Palin Brings Working-Mom Issues to the Fore
Whether Sen. John McCain and Alaska Gov. Sarah Palin prevail over the Democratic ticket—Sens. Barack Obama and Joe Biden—Palin’s legacy to this presidential campaign may be the fundamental workforce issue she raises this fall: Can a working mother occupy the second-highest office in the country?
It’s one of many HR issues she’s bringing to the fore. One of the most popular adjectives that Palin supporters use to describe her is “authentic.” She embodies a biography to which many working women can relate.
She rose from the PTA in Wasilla, Alaska, to the top of state government. She managed a family of five while holding down tough jobs along the way.
Palin is hardly a hero to all women. Fervent backers of Sen. Hillary Rodham Clinton are rejecting this conservative usurper who threatens to break the glass ceiling that they believe is Clinton’s divine right to shatter.
What’s interesting, though, is that questions about Palin’s ability to balance work and family have arisen across the political spectrum. Ironically, the strongest support for her on this issue has come from the family-values folks in the right wing. Conventional wisdom says that they might favor women staying at home.
The whirlwind of topsy-turvy gender politics gusted when former New York Mayor Rudy Giuliani—the macho former federal prosecutor who sent mob bosses to jail—gave the most stirring defense of Palin.
“How dare they question whether Sarah Palin has enough time to spend with her children and be vice president,” he said in his convention speech Wednesday, September 3. “When do they ever ask a man that question?”
That’s true. And the societal norm of separating home and work life isn’t about to change, according to Paul Rupert, president of Rupert & Co., a flexibility-consulting firm in Chevy Chase, Maryland.
Workplace demands are pretty much the same today as they were when Palin was born in the mid-1960s.
“You go to work and you leave your family behind,” he says. “Those attitudes flow from the top of the organizations.”
Women have migrated into the workforce out of economic necessity. “This is the greatest transfer of family time in our history from the home to the office,” Rupert says. “Direct parental care has become a casualty of that change.”

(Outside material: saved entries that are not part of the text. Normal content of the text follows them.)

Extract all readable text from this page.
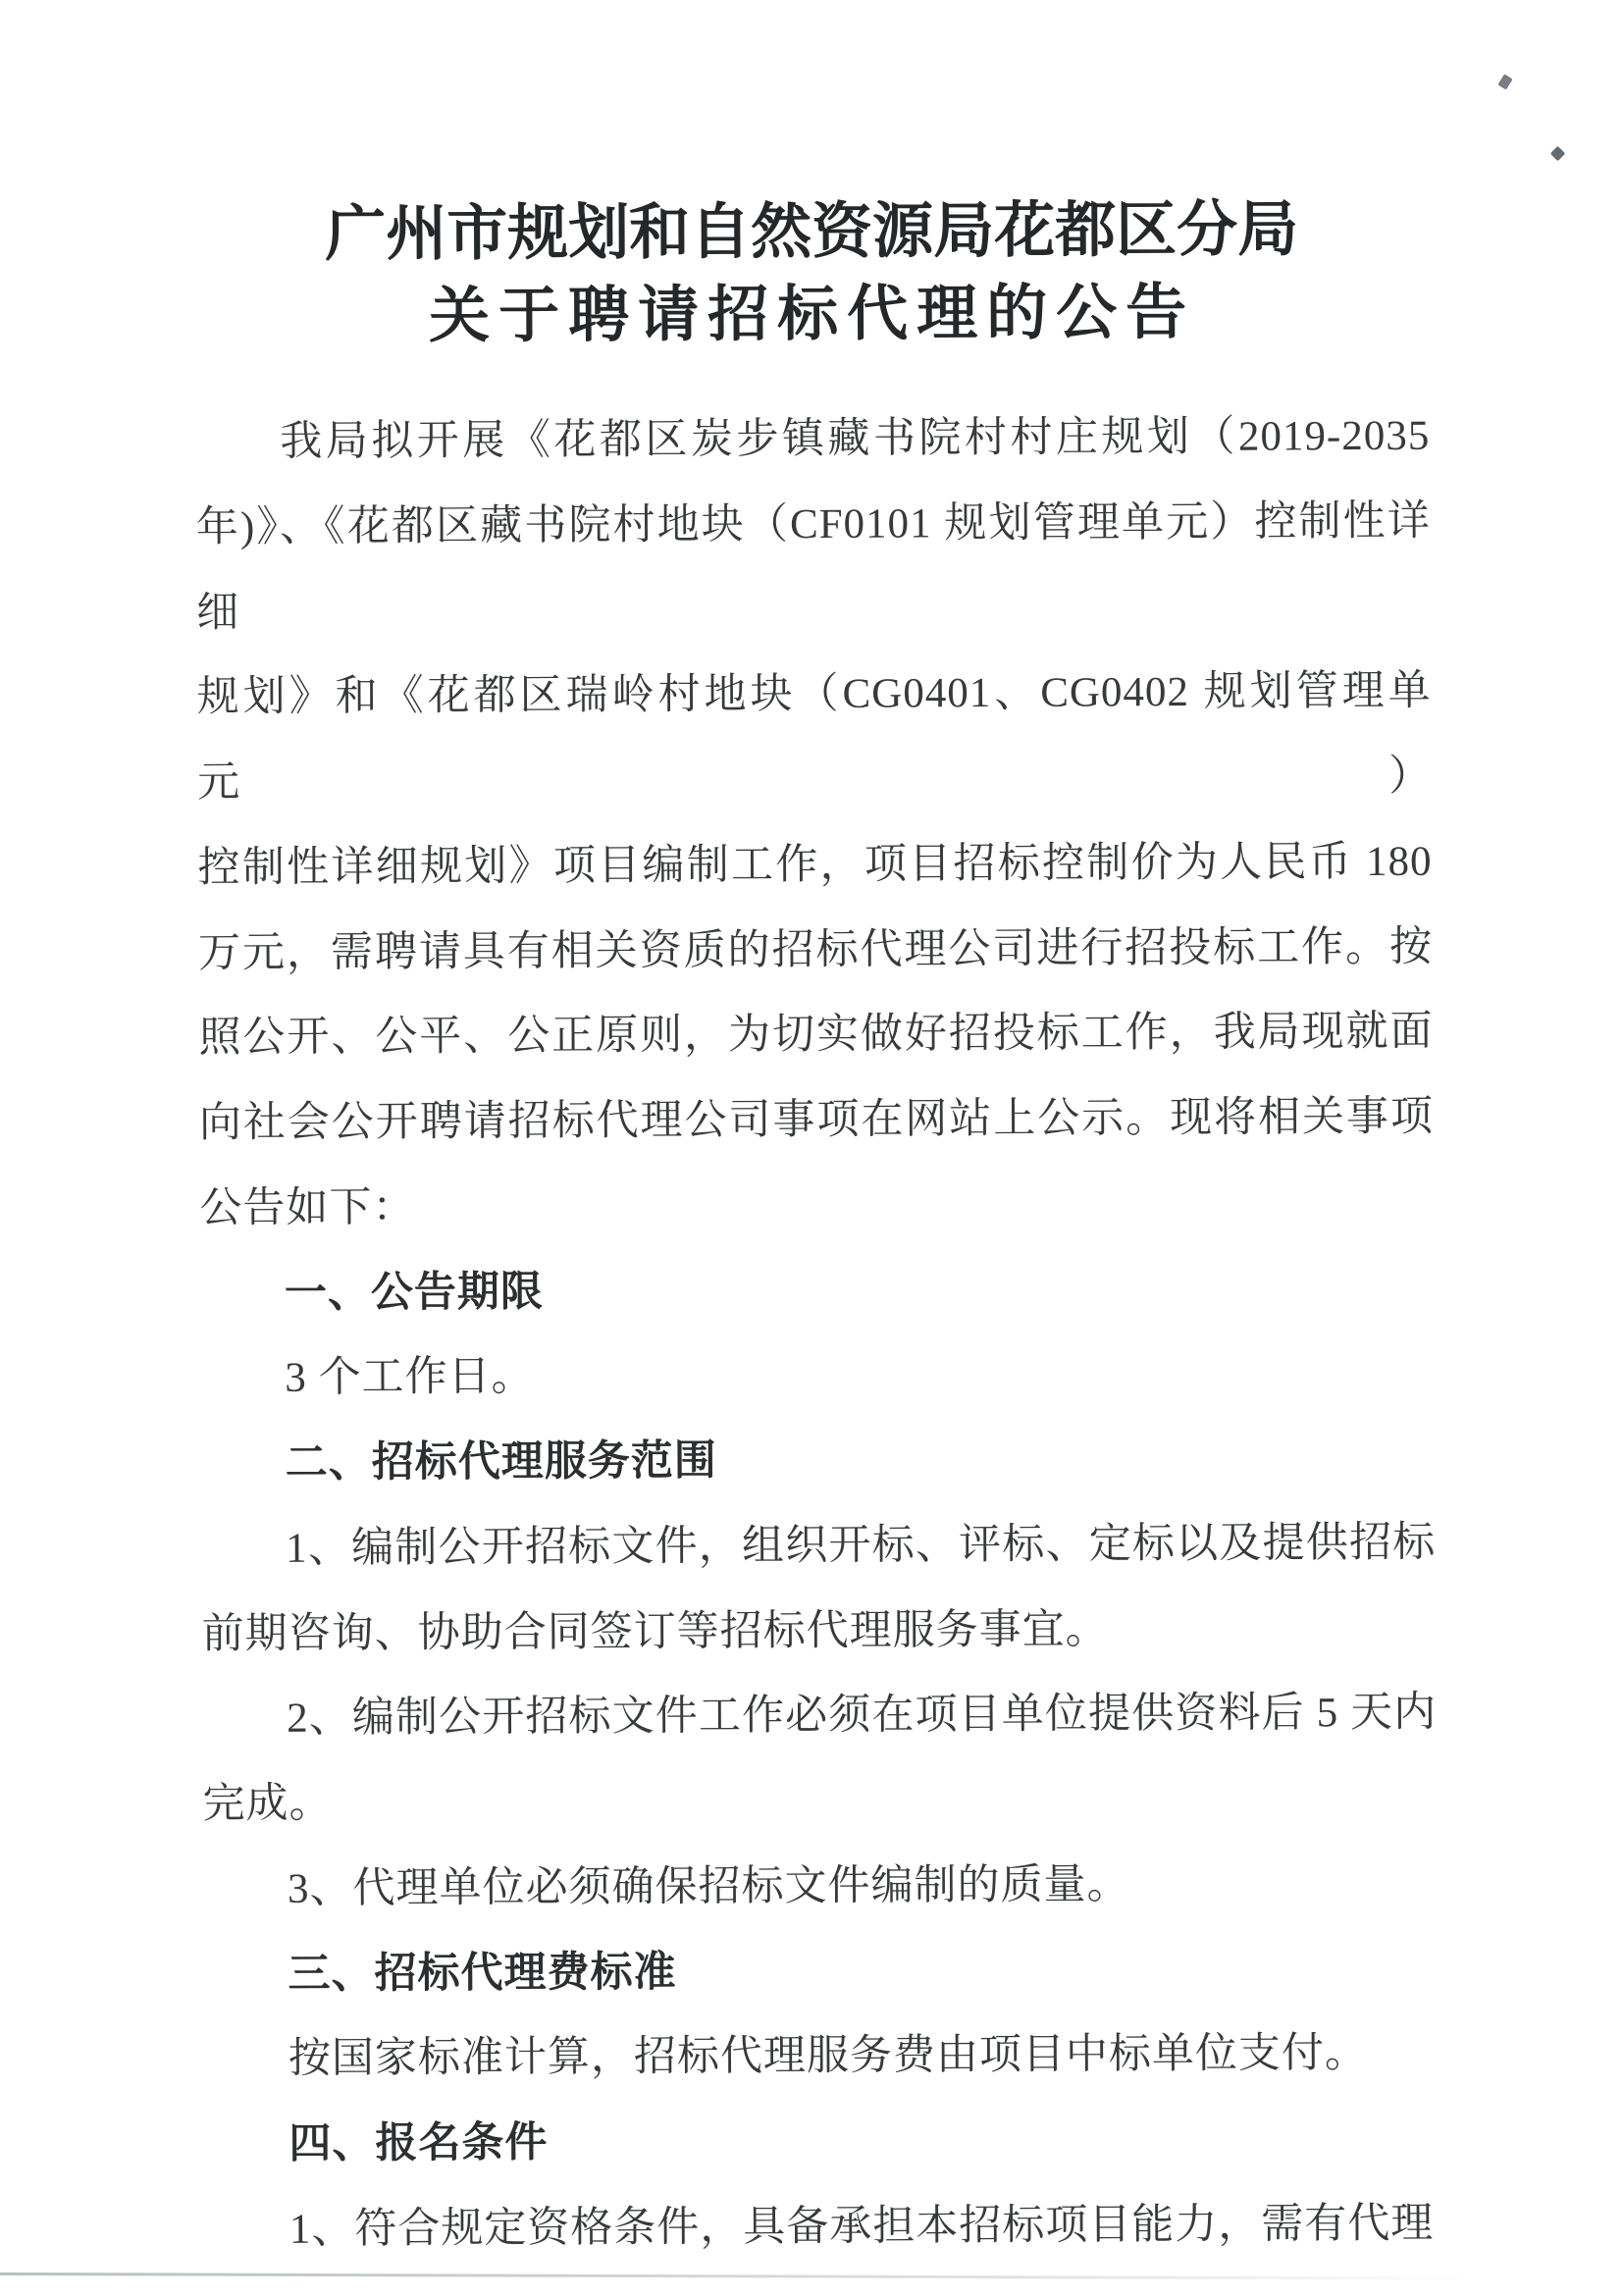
广州市规划和自然资源局花都区分局
关于聘请招标代理的公告
我局拟开展《花都区炭步镇藏书院村村庄规划（2019-2035
年)》、《花都区藏书院村地块（CF0101 规划管理单元）控制性详细
规划》和《花都区瑞岭村地块（CG0401、CG0402 规划管理单元）
控制性详细规划》项目编制工作，项目招标控制价为人民币 180
万元，需聘请具有相关资质的招标代理公司进行招投标工作。按
照公开、公平、公正原则，为切实做好招投标工作，我局现就面
向社会公开聘请招标代理公司事项在网站上公示。现将相关事项
公告如下：
一、公告期限
3 个工作日。
二、招标代理服务范围
1、编制公开招标文件，组织开标、评标、定标以及提供招标
前期咨询、协助合同签订等招标代理服务事宜。
2、编制公开招标文件工作必须在项目单位提供资料后 5 天内
完成。
3、代理单位必须确保招标文件编制的质量。
三、招标代理费标准
按国家标准计算，招标代理服务费由项目中标单位支付。
四、报名条件
1、符合规定资格条件，具备承担本招标项目能力，需有代理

Flexible work arrangements such as telecommuting, compressed workweeks and part-time work “always register in the top three or four of any survey of employee desires,” Rupert says.
But those kinds of adjustments remain out of the question at the top of the corporate food chain. If you’re in the C-suite, you’re supposed to give everything you have to the company.
A female senior HR executive at a pharmaceutical company told Rupert that she broke the glass ceiling only because she had a stay-at-home husband and a chauffeur.
Now Palin is proposing to take her family—infant son, pregnant teenage daughter and everyone in between—with her into the ultimate C-suite, the West Wing of the White House.
The working-mom debate will rage throughout the fall.
“Can you create a position that truly allows people to integrate parenting and their work?” Rupert asks. “This issue is a vital one to engage—to debate, discuss and ultimately resolve. She’s in a unique position to lay down a marker.”